= Daisy London =

British jewellery brand

Daisy London is a British jewellery brand founded in 2009. It has an e-commerce platform and distributor in UK and internationally.

== History ==
Jewellery brand, Daisy London, was founded In 2009 by Ruth Bewsey. Its first advertising campaign featured Cara Delevingne.
 In 2012, Daisy London became part of the IBB Group of companies.

Daisy London has a network of distributors in the India United Kingdom and Europe and global distributors in America, Asia and South Africa.

== Notable designs ==
Daisy London designs "Chakra bracelets" which have been worn by celebrities such as Sienna Miller, Cara Delevingne, and Kanye West. The collection also includes necklaces, rings, earrings and diamond bracelets. Other collections include Good Karma, Halo and Alpha.

== Charity Partnerships ==

In August 2014, Daisy London worked with Princess Beatrice and Royal National Orthopedic Hospital (RNOH) on creating a charity bracelet to raise awareness for the RNOH where the Princess is a patron.

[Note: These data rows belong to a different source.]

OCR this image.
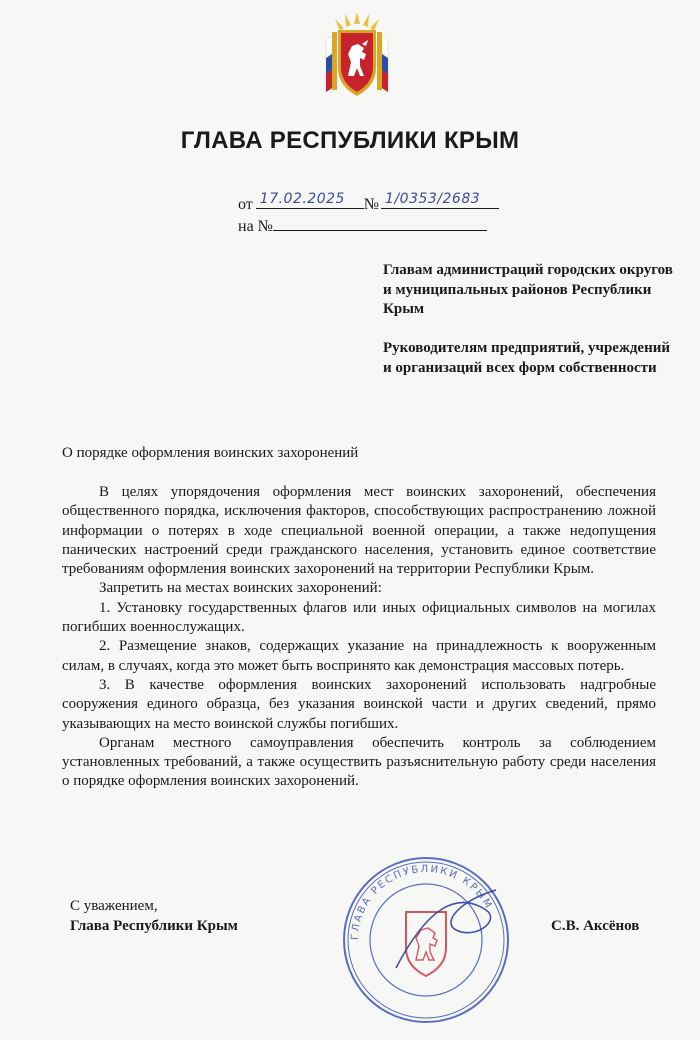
ГЛАВА РЕСПУБЛИКИ КРЫМ
от 17.02.2025 № 1/0353/2683
на №
Главам администраций городских округов и муниципальных районов Республики Крым
Руководителям предприятий, учреждений и организаций всех форм собственности
О порядке оформления воинских захоронений

В целях упорядочения оформления мест воинских захоронений, обеспечения общественного порядка, исключения факторов, способствующих распространению ложной информации о потерях в ходе специальной военной операции, а также недопущения панических настроений среди гражданского населения, установить единое соответствие требованиям оформления воинских захоронений на территории Республики Крым.

Запретить на местах воинских захоронений:

1. Установку государственных флагов или иных официальных символов на могилах погибших военнослужащих.

2. Размещение знаков, содержащих указание на принадлежность к вооруженным силам, в случаях, когда это может быть воспринято как демонстрация массовых потерь.

3. В качестве оформления воинских захоронений использовать надгробные сооружения единого образца, без указания воинской части и других сведений, прямо указывающих на место воинской службы погибших.

Органам местного самоуправления обеспечить контроль за соблюдением установленных требований, а также осуществить разъяснительную работу среди населения о порядке оформления воинских захоронений.

С уважением,
Глава Республики Крым	С.В. Аксёнов
ГЛАВА РЕСПУБЛИКИ КРЫМ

Other charity actions include donations to the Tumaini Trust and Dress For Success, to benefit the women's charity headed by Mary Portas.

== Collaboration with Laura Whitmore ==
Daisy London collaborated with presenter Laura Whitmore on a collection in October 2015. In June 2016, new summer festival pieces were added to the main Laura Whitmore x Daisy collection.